Comparison of gene expression IFN scores against diagnosis. Age-adjusted differences between patients with SLE (red) and patients with active RA (DAS28 > 3.2; blue) or HC (white) in (A) IFN Scores. Effect sizes (partial eta squared) indicate which of the variables differed to the greatest extent between the different groups. We considered effect size 0.01 to be small, 0.06 to be medium and 0.14 to be large.

Figure 4

Association of IFN scores with other clinical immunology parameters Associations between each IFN score with (A) the number of ANA present, and (B) absolute lymphocyte count (observed data only).
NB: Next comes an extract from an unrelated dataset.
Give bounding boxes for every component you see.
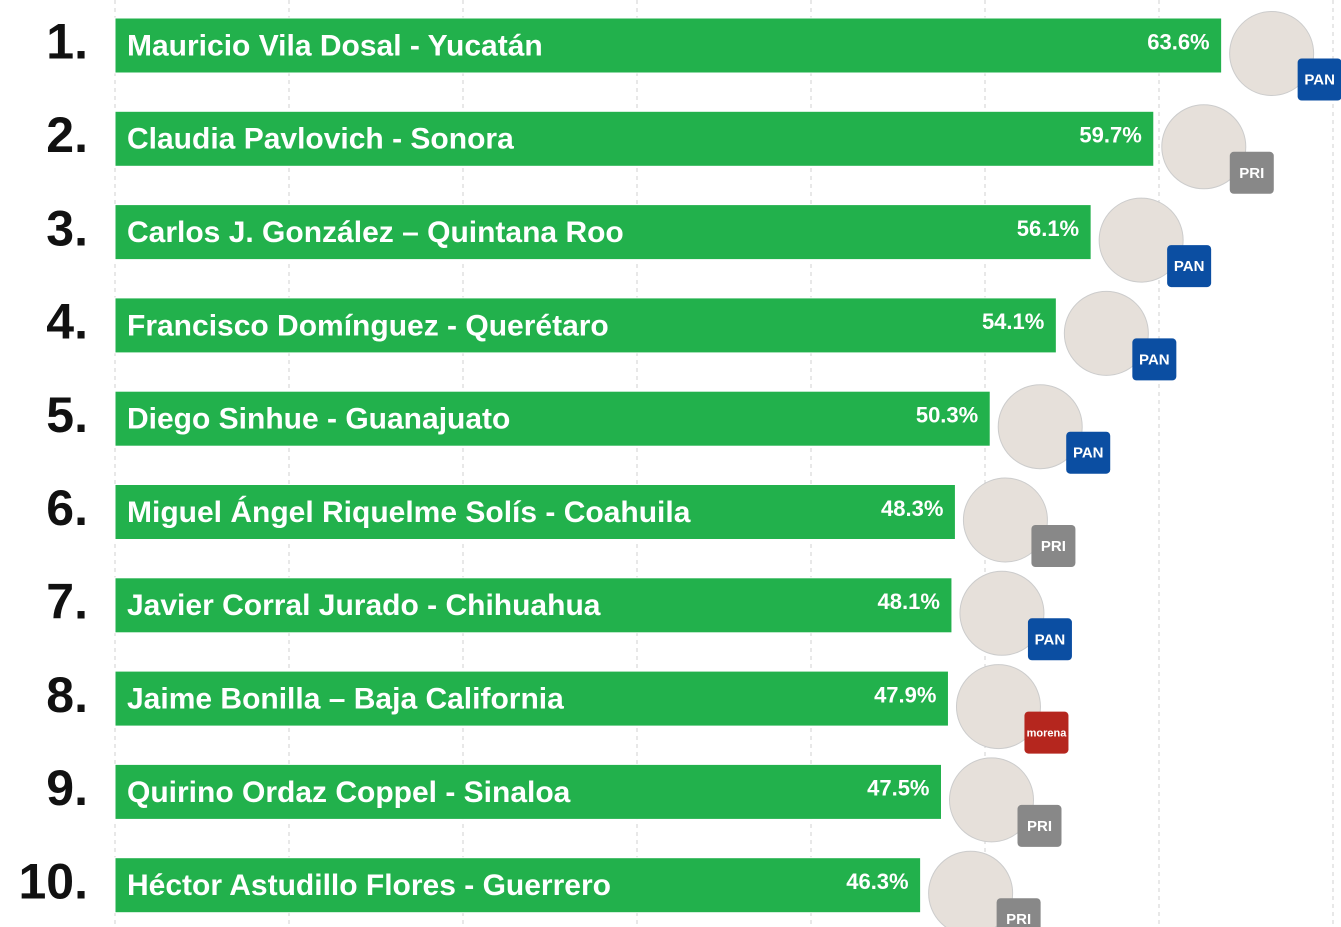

In panel A, ‘ + ’ = mean, ‘−‘ = mean ± 1 SD. ANA count refers to number of anti-extractable nuclear antigen (ENA) antibodies; including: Anti- Sm, RNP, Ro (SS-A), La (SS-B), Jo-1, Scl-70. (C) Shows Score A for patients with no disease activity (n = 66), active disease in the mucocutaneous system only (BILAG A or B, n = 24), active disease in the musculoskeletal system only (BILAG A or B, n = 26), or activity in both systems at the same time (n = 14). (D) Shows IFN Score B for the same patient groups.

Figure 5

Bimodality of IFN score genes. Analysis of bimodality was performed using samples from all SLE, RA, UCTD and HC individuals (n = 328). A, B, G, H show histograms of reflected dCt values overlaid with estimated density functions for 2 separate normal distributions (solid line = ‘high’ expression; dashed line = ‘low’ expression) identified using finite mixture modelling of (A) IFI27; (B) SP100; (G) Score A; (H) Score B. In common with previous studies we observed a bimodal distribution of IFN activity as measured by each IFN score (G and H). We used IFI27 (A) and SP100 (B) as the most bimodal gene within Score A and B respectively to classify patients into low and high expression groups. (C–F) Show the level of IFN Score (reflected dCT) for each group of individuals within the high and low expression groups. These results show that SLE patients in the high expression group had a significantly higher level of Score A than RA and UCTD patients or HC individuals in the high expression group (*P < 0.1). (I) and (J) show the proportions of individuals classified within the high expression group for each diagnosis; notably 16.3% and 44.9% of HC were classified within the high group.